ConvergenceRI: Where will the testing take place?
FINE: We are working with the University of Notre Dame. We licensed the technology from Notre Dame, and they have a tremendous array of wind tunnels that satisfy our testing needs. This also gives us access to the professors that are leading the research.

We have not yet identified the test turbine for our full-scale demonstration. Our goal is to work with the National Renewable Energy Research Laboratory.

ConvergenceRI: Have you been in contact with Deepwater Wind about your new product?
FINE: We have briefed them. But we plan to do an onshore test of the device, which will give us more than enough data and sensory acquisitions and third-party validation for the technology.

ConvergenceRI: Do you think that the device may have other applications beyond wind turbine blades?
FINE: Right now, we want to stay focused on wind energy. In the future, there are lots of potential applications anywhere lift and drag are important.

ConvergenceRI: Can you explain the economics of how your device can lower wind energy costs?
FINE: Wind turbine manufacturers are faced with the problem of how to reduce the future costs of wind energy. The cost of wind energy has already dropped some 75 percent over the last several decades.

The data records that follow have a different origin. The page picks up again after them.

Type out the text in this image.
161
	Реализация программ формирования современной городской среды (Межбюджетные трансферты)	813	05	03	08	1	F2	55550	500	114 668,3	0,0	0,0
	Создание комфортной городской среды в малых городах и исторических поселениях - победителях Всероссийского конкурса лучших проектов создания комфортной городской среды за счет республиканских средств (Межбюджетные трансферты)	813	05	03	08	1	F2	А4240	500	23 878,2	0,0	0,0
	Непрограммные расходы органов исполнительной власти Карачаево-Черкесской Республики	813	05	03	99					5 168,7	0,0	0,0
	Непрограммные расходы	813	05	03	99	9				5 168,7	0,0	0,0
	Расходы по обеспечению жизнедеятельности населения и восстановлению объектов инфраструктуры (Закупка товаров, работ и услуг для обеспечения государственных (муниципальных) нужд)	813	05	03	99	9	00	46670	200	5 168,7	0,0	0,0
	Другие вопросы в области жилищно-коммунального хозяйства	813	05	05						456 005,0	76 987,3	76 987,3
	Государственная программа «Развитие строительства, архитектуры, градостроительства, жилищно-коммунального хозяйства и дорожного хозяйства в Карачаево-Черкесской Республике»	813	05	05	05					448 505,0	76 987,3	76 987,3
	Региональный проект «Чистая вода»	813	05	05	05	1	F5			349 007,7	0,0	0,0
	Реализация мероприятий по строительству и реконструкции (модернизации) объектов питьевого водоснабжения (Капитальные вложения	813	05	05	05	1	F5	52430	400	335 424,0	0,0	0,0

This dramatic fall has been fueled by the ever-increasing turbine size and the introduction of new manufacuring techniques. But there are limits to this trend due to the increased wear and tear on the blades and on the turbine's gearbox due to unsteady aerodynamic forces. Our device will allow the turbines to react to changes in the wind, improving their efficiency and extending their service life.

It makes it a good time for Aquanis. With our device, which we can put on as an adhesive patch on the surface, with no moving parts, is a much less expensive solution, because it doesn’t change the design and manufacture of the blades.

We have the secret sauce, so to speak, to leap frog over the other technologies.

ConvergenceRI: What was the importance of the Slater Fund investment for your company?
FINE: Slater is so much more than an investor group. Slater helped me focus on zeroing in on the correct value proposition. They also made me realize that the wind manufacturers had to become involved early on in our development. They have been great to work with.